I had taken it to the edge. It wasn’t wise. His eyes drifted onto my face. “This is my club. We don’t use that kind of language here. We don’t speak about family matters, either.”

“I don’t get you,” I said. “You were in the airborne. You’re educated and smart. Cops may not like you, but they respect you.”

“So?”

“You’re playing tennis while your stepdaughter is in the hands of a molester.”

He watched the shadows of the palm trees swaying on the clay courts, which were a soft pink and seemed to have absorbed the afterglow of the sun. “You know who Bill Tilden was?”

“A national tennis champion during the twenties?”

“He made two famous statements about tennis: ‘Doubles is a game of angles’ and ‘Women emasculate genius.’ I like the former more than the latter.”

“What does that have to do with criminality?” I said.

“It has to do with everything. And ‘criminality’ is a relative term.”

I knew the argument and the rhetoric. The Mafia was no different than corporations. Prostitutes were sex workers and prostitution was a consensual and victimless activity. Marijuana was harmless. Sado-porn was protected by the First Amendment. Legalized gambling helped the poor. Blah-blah-blah.

“Sell your lies to someone else, Adonis.”

“I think you’re here for another reason.”
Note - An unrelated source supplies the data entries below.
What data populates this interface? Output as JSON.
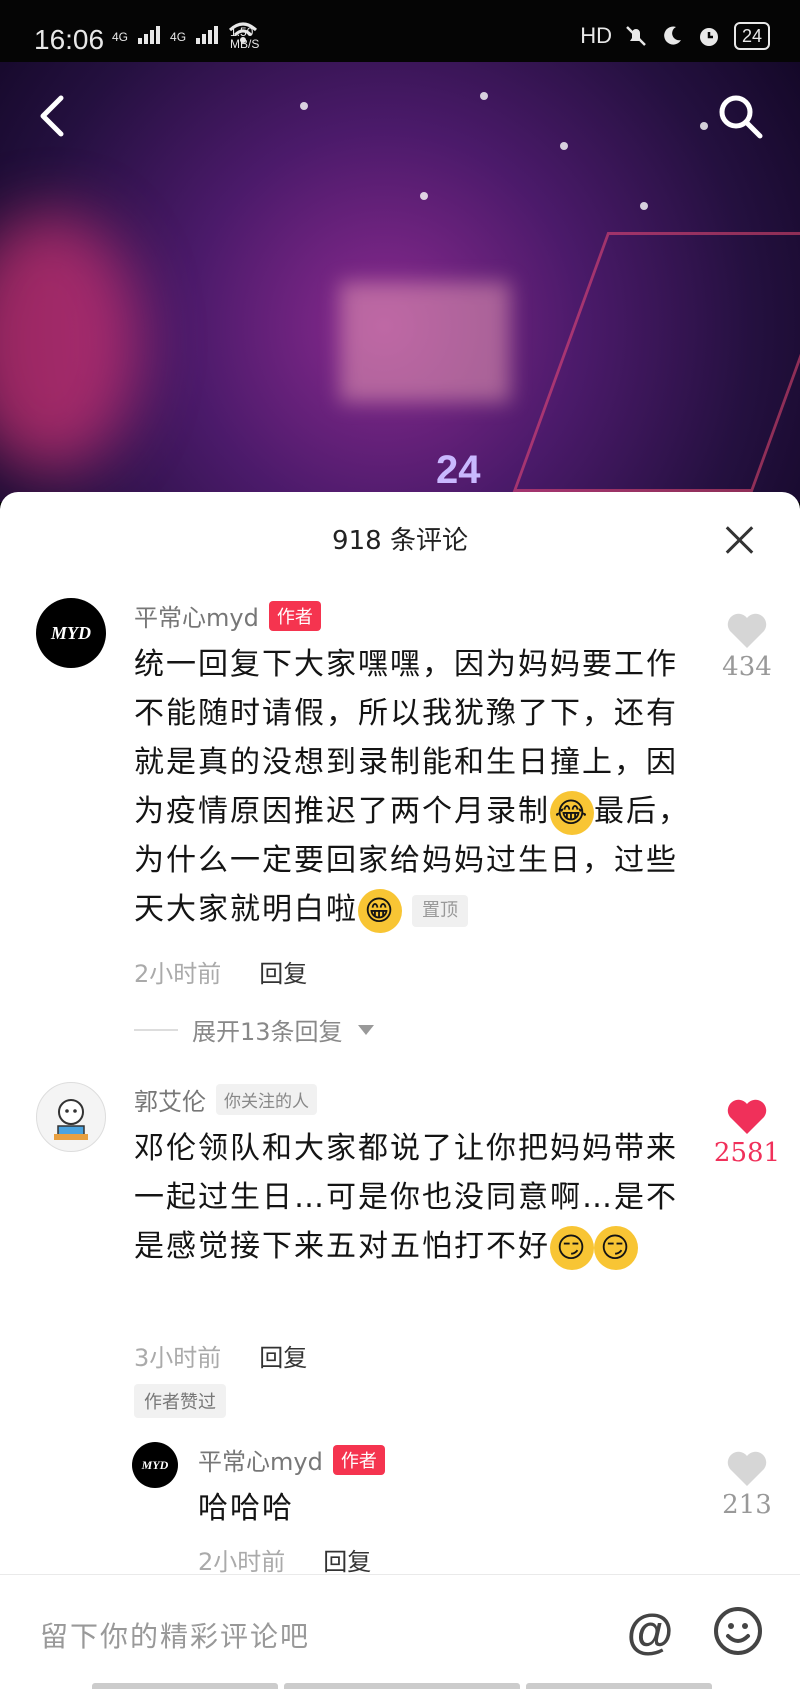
{
  "status_bar": {
    "time": "16:06",
    "network_1": "4G",
    "network_2": "4G",
    "speed_value": "1.50",
    "speed_unit": "MB/S",
    "hd_label": "HD",
    "battery": "24"
  },
  "colors": {
    "author_tag": "#f5344f",
    "liked": "#f0305a",
    "sheet_bg": "#ffffff"
  },
  "video": {
    "jersey_number": "24"
  },
  "sheet": {
    "title": "918 条评论"
  },
  "comments": [
    {
      "avatar_text": "MYD",
      "name": "平常心myd",
      "tag": "作者",
      "text": "统一回复下大家嘿嘿，因为妈妈要工作不能随时请假，所以我犹豫了下，还有就是真的没想到录制能和生日撞上，因为疫情原因推迟了两个月录制",
      "text_after_emoji": "最后，为什么一定要回家给妈妈过生日，过些天大家就明白啦",
      "pin_label": "置顶",
      "time": "2小时前",
      "reply": "回复",
      "likes": "434",
      "liked": false,
      "expand_label": "展开13条回复"
    },
    {
      "name": "郭艾伦",
      "tag": "你关注的人",
      "text": "邓伦领队和大家都说了让你把妈妈带来一起过生日…可是你也没同意啊…是不是感觉接下来五对五怕打不好",
      "time": "3小时前",
      "reply": "回复",
      "likes": "2581",
      "liked": true,
      "author_liked_label": "作者赞过"
    },
    {
      "avatar_text": "MYD",
      "name": "平常心myd",
      "tag": "作者",
      "text": "哈哈哈",
      "time": "2小时前",
      "reply": "回复",
      "likes": "213",
      "liked": false
    }
  ],
  "input": {
    "placeholder": "留下你的精彩评论吧",
    "at_symbol": "@"
  }
}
I felt my stomach clench. I cleared my throat. I held my eyes on his. “Ms. Balangie came to New Iberia because she was terrified about her daughter.”

“And you helped her out at your office?”

Then I knew he knew. “She had a flat in front of my house. I changed her tire and asked her inside. I talked to her a long time. Then she left.”

My mouth was dry, the wind cold on my face. A black man wearing a white jacket and white gloves put a tray of stuffed shrimp on the table. Adonis thanked him. The sprinkler system for the grounds came on. I could hear a jet of water striking the trunk of a palm tree.

“Are you listening?” I said.

“She told me. I’m not sure what I should do with you.”

“Say that again?”

“You may not have done anything wrong, but you thought about it. And the next time out, you will. It’s a matter of time, isn’t it?”

I stood up. I wanted to pull him out of his chair. He bit into a shrimp and wiped his fingers on a napkin. “You’ve come uninvited to my table,” he said. “You’ve tried to embarrass me in front of my friends, and you’ve sullied my wife’s name in public. I’m going to let these things pass. But only once.”

I could feel a tremble in my right hand, sense a flicker behind my eyes, a sound like a hummingbird in my ear. “The guy with the harelip tried to burn Clete Purcel to death, in his skivvies, hanging upside down from a steel hook. That same guy was carrying my address. I think you know who he is.”

“You look a little tense. You’re not going to do something you’ll regret, are you?”

“If I told you what I want to do, you’d be on your way home.”

“Should I call security?”

“Penelope is a nice lady. She did nothing wrong. That’s what I came here to say.”

“You refer to my wife by her first name?”

“She’s not your wife,” I said.

The redness of the sun seemed to dance on his face, then he looked at me in the way a man does when he knows that one day he will have his revenge and that his victim in the meantime will be powerless to defend himself or to guess the moment when the blade will fall. This was what I had done to myself.

The women returned from the clubhouse. Adonis picked up his racquet and walked onto the court. “Sorry to have kept you, ladies,” he said. “Let’s have at it, shall we? What a beautiful evening it is.”